Can computer software invent scientific theories and ideas as well as crunch numbers? That's the suggestion being put forward by Michael Levin and Daniel Lobo, two computer scientists at Tufts University, Massachusetts in the US, who have programmed a computer to come up with its own scientific hypothesis on one of biology's most well-known mysteries.

The mystery in question: how the genes of a sliced-up flatworm regenerate into new organisms. It's one that's baffled the brightest human minds over the last century or so, and the two researchers picked it because it was "incredibly interesting", as William Herkewitz reports for Popular Mechanics. "These worms are basically immortal, you can cut them up and they continuously form new organisms," Levin told Herkewitz. "And why that happens could be key to developing everything from regenerative medicines to designing self-repairing robots."

The computer program created by Levin and Lobo was designed to repeat real-life studies over and over again, making small tweaks each time. With a huge binary brain to draw on and no need for either food or sleep, the machine was able to chew through many different hypotheses much faster than mere mortals can.

Essentially, the computer was guessing how a worm's genes connect together, and simulating a new theory each time - if the end results were closer to data obtained in the real world, it took another step in that direction; if not, it changed course. After three days, the software came up with a core genetic network code that matched all of the hundreds of actual experiments in its database.

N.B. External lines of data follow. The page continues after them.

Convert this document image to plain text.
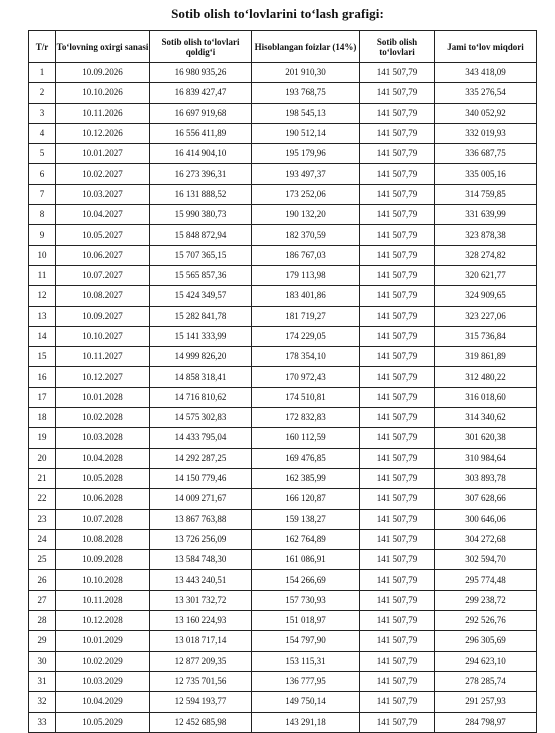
Sotib olish to‘lovlarini to‘lash grafigi:
T/r	To‘lovning oxirgi sanasi	Sotib olish to‘lovlari qoldig‘i	Hisoblangan foizlar (14%)	Sotib olish to‘lovlari	Jami to‘lov miqdori
1	10.09.2026	16 980 935,26	201 910,30	141 507,79	343 418,09
2	10.10.2026	16 839 427,47	193 768,75	141 507,79	335 276,54
3	10.11.2026	16 697 919,68	198 545,13	141 507,79	340 052,92
4	10.12.2026	16 556 411,89	190 512,14	141 507,79	332 019,93
5	10.01.2027	16 414 904,10	195 179,96	141 507,79	336 687,75
6	10.02.2027	16 273 396,31	193 497,37	141 507,79	335 005,16
7	10.03.2027	16 131 888,52	173 252,06	141 507,79	314 759,85
8	10.04.2027	15 990 380,73	190 132,20	141 507,79	331 639,99
9	10.05.2027	15 848 872,94	182 370,59	141 507,79	323 878,38
10	10.06.2027	15 707 365,15	186 767,03	141 507,79	328 274,82
11	10.07.2027	15 565 857,36	179 113,98	141 507,79	320 621,77
12	10.08.2027	15 424 349,57	183 401,86	141 507,79	324 909,65
13	10.09.2027	15 282 841,78	181 719,27	141 507,79	323 227,06
14	10.10.2027	15 141 333,99	174 229,05	141 507,79	315 736,84
15	10.11.2027	14 999 826,20	178 354,10	141 507,79	319 861,89
16	10.12.2027	14 858 318,41	170 972,43	141 507,79	312 480,22
17	10.01.2028	14 716 810,62	174 510,81	141 507,79	316 018,60
18	10.02.2028	14 575 302,83	172 832,83	141 507,79	314 340,62
19	10.03.2028	14 433 795,04	160 112,59	141 507,79	301 620,38
20	10.04.2028	14 292 287,25	169 476,85	141 507,79	310 984,64
21	10.05.2028	14 150 779,46	162 385,99	141 507,79	303 893,78
22	10.06.2028	14 009 271,67	166 120,87	141 507,79	307 628,66
23	10.07.2028	13 867 763,88	159 138,27	141 507,79	300 646,06
24	10.08.2028	13 726 256,09	162 764,89	141 507,79	304 272,68
25	10.09.2028	13 584 748,30	161 086,91	141 507,79	302 594,70
26	10.10.2028	13 443 240,51	154 266,69	141 507,79	295 774,48
27	10.11.2028	13 301 732,72	157 730,93	141 507,79	299 238,72
28	10.12.2028	13 160 224,93	151 018,97	141 507,79	292 526,76
29	10.01.2029	13 018 717,14	154 797,90	141 507,79	296 305,69
30	10.02.2029	12 877 209,35	153 115,31	141 507,79	294 623,10
31	10.03.2029	12 735 701,56	136 777,95	141 507,79	278 285,74
32	10.04.2029	12 594 193,77	149 750,14	141 507,79	291 257,93
33	10.05.2029	12 452 685,98	143 291,18	141 507,79	284 798,97
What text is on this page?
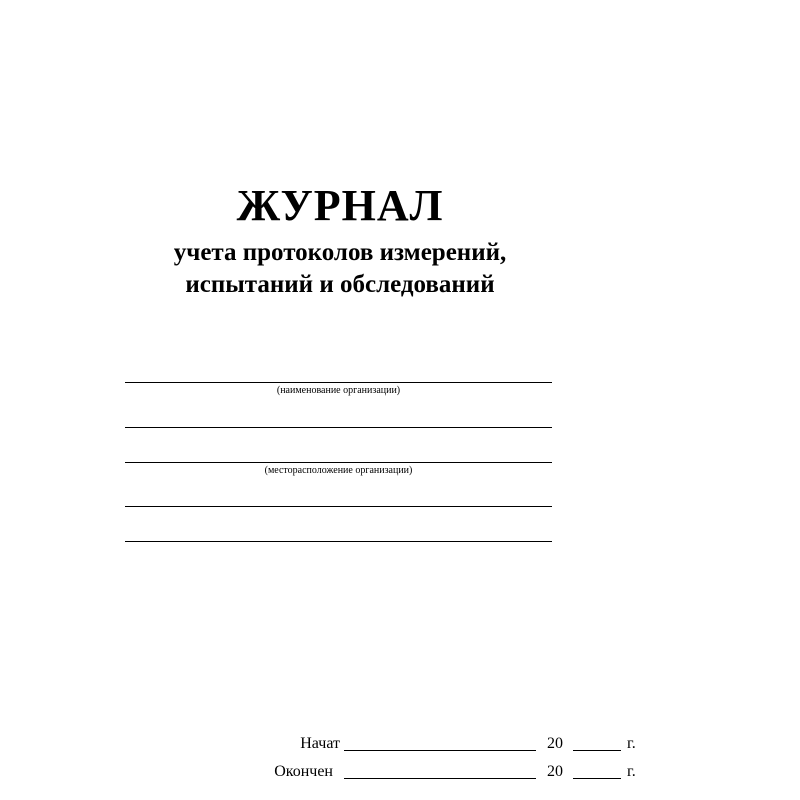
ЖУРНАЛ
учета протоколов измерений,
испытаний и обследований
(наименование организации)
(месторасположение организации)
Начат	20	г.
Окончен	20	г.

Three days is an impressively short span of time but the actual software took years to put together. A customised computer language was required before the software could handle the available data, and of course all that data had to be collected and collated from the various scientific research projects that have taken place down the years. Only with the right raw materials in place could the program draw its conclusions.

"The invention of models to explain what nature is doing is the most creative thing scientists do… this is the heart and soul of the scientific enterprise," says Levin. "None of us could have come up with this model; we as a field have failed to do so after over a century of effort. This problem, and our approach, is nearly universal. It can be used with anything, where functional data exist but the underlying mechanism is hard to guess."

Levin and Lobo's work has been published in the journal PLOS Computational Biology, and the pair believe the same kind of reverse-engineering approach can be used in many other areas of science, particular in situations where there's a lot of raw data that's difficult for the human mind to process. Next up, the computer scientists are tackling the question of metastasis: how cancer begins to spread through the body.